Des règles transposées par les Vingt-sept
En France, la ministre déléguée à l’Intelligence artificielle et au Numérique, Anne Le Henanff, intervenait la veille de Noël sur Franceinfo pour bien préciser que « la réponse qui sera apportée, s’il y en a une – elle n’est pas de mon niveau – sera collective et européenne », tout en défendant elle aussi le DSA et en rappelant le soutien du gouvernement français à Thierry Breton (photo ci-contre), qui se voient – comme les quatre autres ressortissants européens – interdit de séjour sur le sol américain. « Le DSA a été démocratiquement composé, puisque les 27 membres ont choisi de l’appliquer dans chacun de leur pays et au niveau européen, a-t-elle rappelé. C’est un règlement qui est décidé par les Européens pour les Européens. C’est un texte que nous avons collectivement souhaité pour nous protéger des dérives et des risques que nous rencontrons parfois sur les grandes plateformes ou les moteurs de recherche, quelle que soit leur origine. On décide que chaque Etat, chaque entité, chaque entreprise qui décide de venir s’implanter sur le territoire européen, respecte nos règles » (6).
La veille, soit dès le 23 décembre 2025, le ministre de l’Europe et des Affaires étrangères, Jean-Noël Barrot, avait posté sur X une déclaration prenant fait et cause pour le Français et les quatre autres : « La France dénonce avec la plus grande fermeté la restriction de visa prise par les Etats-Unis à l’encontre de Thierry Breton, ancien ministre et Commissaire européen, et quatre autres personnalités européennes ». Et le chef de la diplomatie française de mettre les points sur les « i » en faveur de l’Union européenne : « Le DSA a été démocratiquement adopté en Europe pour que ce qui est illégal hors ligne le soit aussi en ligne.
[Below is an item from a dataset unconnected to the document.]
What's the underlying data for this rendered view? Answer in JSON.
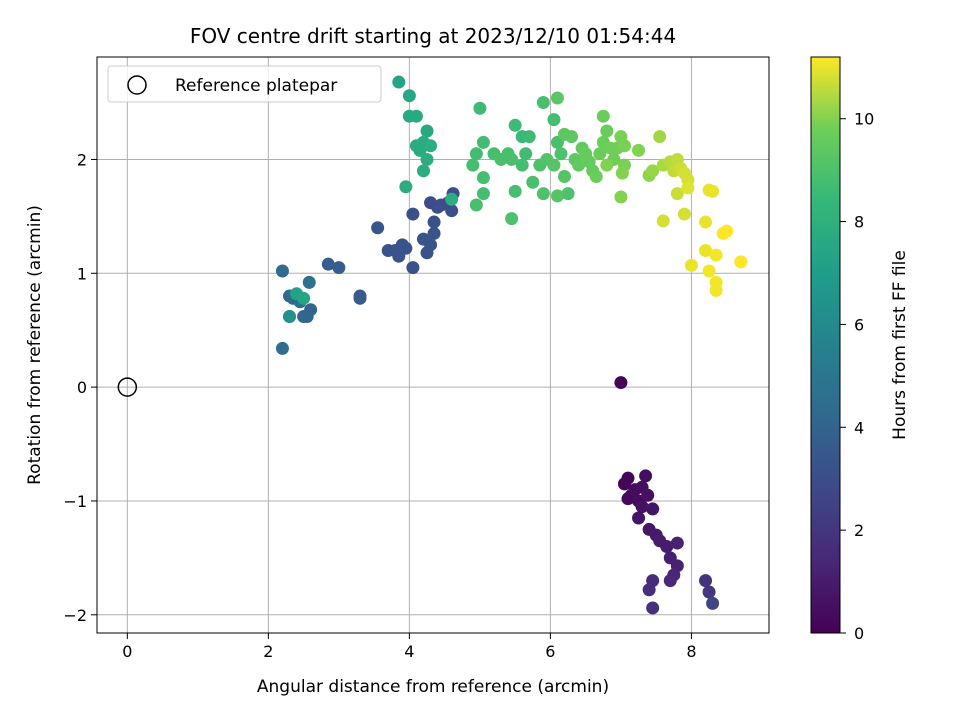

Il n’a absolument aucune portée extraterritoriale et ne concerne en aucun cas les Etats-Unis. Les peuples de l’Europe sont libres et souverains et ne sauraient se faire imposer par d’autres les règles s’appliquant à leur espace numérique » (7). Thierry Breton, lui, a réagi à son bannissement des Etats-Unis en dénonçant le 24 décembre sur X « un vent de maccarthysme », et en rappelant que « 90 % du Parlement européen — démocratiquement élu — et les 27 Etats membres à l’unanimité ont voté le DSA » (8). Le Parlement européen a adopté le DSA par 539 voix (54 contre et 30 abstentions), et le DMA par 588 voix (11 contre et 31 abstentions). Quant à la présidente de la Commission européenne, Ursula von der Leyen, elle a été « roulée dans la farine » par un Donald Trump sans scrupules ni limites. L’Allemande avait été tout sourire avec Donald Trump lors de l’annonce, à Bruxelles le 27 juillet 2025, de l’accord conclu sur les droits de douane – l’« accord 15 % ». Mais une fois scellé le 21 août suivant, cet accord commercial transatlantique avait été aussitôt suivi – fin août (9) – par des attaques en règle lancées par Donald Trump lui-même contre l’Union européenne et ses taxes sur les services numérique (TSN), son DSA et son DMA.
Même le président de la Federal Trade Commission (FTC), Andrew Ferguson, avait écrit une lettre à treize patrons de Big Tech américaines – dont Apple, Google, Meta, Microsoft, Amazon, X, Signal ou encore Slack – pour dire tout le mal qu’il pensait du DSA qui, selon lui, « incite les entreprises technologiques à censurer le discours, y compris le discours en dehors de l’Europe » (10). La FTC s’est appuyé sur un rapport à charge publié le 25 juillet 2025 par les républicains de la commission judiciaire, présidée par le trumpiste Jim Jordan, à la Chambre des représentants. Son titre : « La menace de la censure étrangère : comment la loi sur les services numériques de l’Union européenne impose une censure mondiale et enfreint la liberté d’expression américaine » (11). En fin d’année 2025, le locataire de la Maison-Blanche, qui adore se faire appeler « président de l’Europe » par… certains dirigeants européens, avait fait préparer le bras de fer par son secrétaire d’Etat au Commerce Howard Lutnick, venu à Bruxelles le 24 novembre 2025 – épaulé par le représentant commercial des Etats-Unis Jamieson Greer – pour mettre à nouveau en cause la législation numérique européenne. Avec un chantage à la clé, sur l’acier et l’aluminium (12).

Plainte contre l’administration Trump
Ces attaques personnelles font suite à plusieurs offensives antérieures de l’administration « Trump II » à l’encontre du cadre législatif européen pour les services et les marchés numériques. Le secrétaire d’Etat américain Marco Rubio avait lancé les hostilités en demandant – par écrit le 4 août 2025 – aux diplomates américains en Europe de lancer une campagne de lobbying contre le DSA (13). Le Britannique Imran Ahmed (Center for Countering Digital Hate), qui vit aux Etats-Unis et sous la menace d’une expulsion, a déposé plainte le 24 décembre 2025 contre l’administration Trump. Le tribunal de New York lui a accordé une injonction temporaire empêchant son expulsion le temps de l’examen de sa plainte. @

Charles de Laubier

« Pay or Consent » : le chantage publicitaire se le dispute à la marchandisation de la vie privée

Alors que le Conseil européen de la protection des données (CEPD) publiera en 2026 ses lignes directrices sur le modèle du « Pay or Consent » (ou « Pay or Okay »), auxquelles Meta a dit vouloir se conformer, Edition Multimédi@ fait le point sur ce qui pourrait être assimilé à du chantage publicitaire.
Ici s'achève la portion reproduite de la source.